Yesterday I started writing about what the grounded peace of engagement feels like, and today we’ll unpack more about what it means to ground more fully into yourself. Earlier this fall I shared that I was starting to feel more roominess than usual, and that even though I felt very formless, in that in-between stage between caterpillar and butterfly, I didn’t feel the need to protect myself as I had in the past during similar periods of transition and transformation. Rather than feeling vulnerable, I felt surprisingly grounded even in the midst of disorientation.

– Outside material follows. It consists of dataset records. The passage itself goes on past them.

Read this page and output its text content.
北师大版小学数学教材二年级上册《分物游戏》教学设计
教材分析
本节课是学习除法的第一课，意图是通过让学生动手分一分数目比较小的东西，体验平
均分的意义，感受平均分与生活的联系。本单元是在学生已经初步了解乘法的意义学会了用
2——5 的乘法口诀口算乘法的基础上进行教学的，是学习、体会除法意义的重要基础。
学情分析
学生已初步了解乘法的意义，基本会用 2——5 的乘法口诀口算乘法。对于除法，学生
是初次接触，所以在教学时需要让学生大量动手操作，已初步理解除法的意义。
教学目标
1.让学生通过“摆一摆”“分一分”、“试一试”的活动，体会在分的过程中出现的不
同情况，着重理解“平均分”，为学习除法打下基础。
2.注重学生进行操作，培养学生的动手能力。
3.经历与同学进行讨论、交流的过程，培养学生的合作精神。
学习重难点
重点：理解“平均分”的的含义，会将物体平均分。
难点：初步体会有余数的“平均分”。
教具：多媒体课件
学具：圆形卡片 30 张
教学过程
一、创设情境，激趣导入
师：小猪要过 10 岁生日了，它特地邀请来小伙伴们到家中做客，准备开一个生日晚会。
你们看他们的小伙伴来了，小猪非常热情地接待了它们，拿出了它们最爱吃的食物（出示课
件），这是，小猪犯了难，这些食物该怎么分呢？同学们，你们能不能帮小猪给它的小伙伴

The piece of understanding that recently came in to amplify that learning was that this fall I had an innate understanding that the space of disorientation was me, and so I didn’t fear it. I was then taken back to the time I left academia with no plan B in sight, and felt myself staring into a dark abyss of an uncertain future. At the time I was drowning in sheer terror. Eventually, however, I got too tired trying to keep my head above water and I let myself sink into the Nothingness. What shocked me at the time was how I was able to breathe “underwater,” and how the quiet really afforded me time to regather and connect to the matter of reorienting myself anew in the world. And in that space of the Void, what my Akashic Records also called the “Buddha space,” I found the expansive ground zero of absolute potential, the boundless space of creativity. Only in the silence and stillness could I feel the subtlest motion of new life to be birthed.
As I remembered all that, the new piece of consciousness that popped in was that “it was all me all along.” I had mistakenly thought that the Void was this place outside my “real life.” But what I fully understand now is that “darkness” was simply my experience of all the unfamiliar parts of myself that I was in the process of re-membering and reclaiming. That is what I instinctively knew this fall, which is why I didn’t fear it.
So my message to you today, from this new place of clarity, is that any time you feel yourself in a period of uncertainty, where you’ve lost your usual coordinates, have no idea who you are anymore, come back to this deep place of knowing (because, on some level in your Brilliant System, you truly do know this) that that formlessness is you. We are simply, naturally, and always in the process of becoming more of who we are, even when it appears we’ve taken a wrong turn or are backsliding. It is only in the fighting and the resisting and the constriction of fear that we suffer.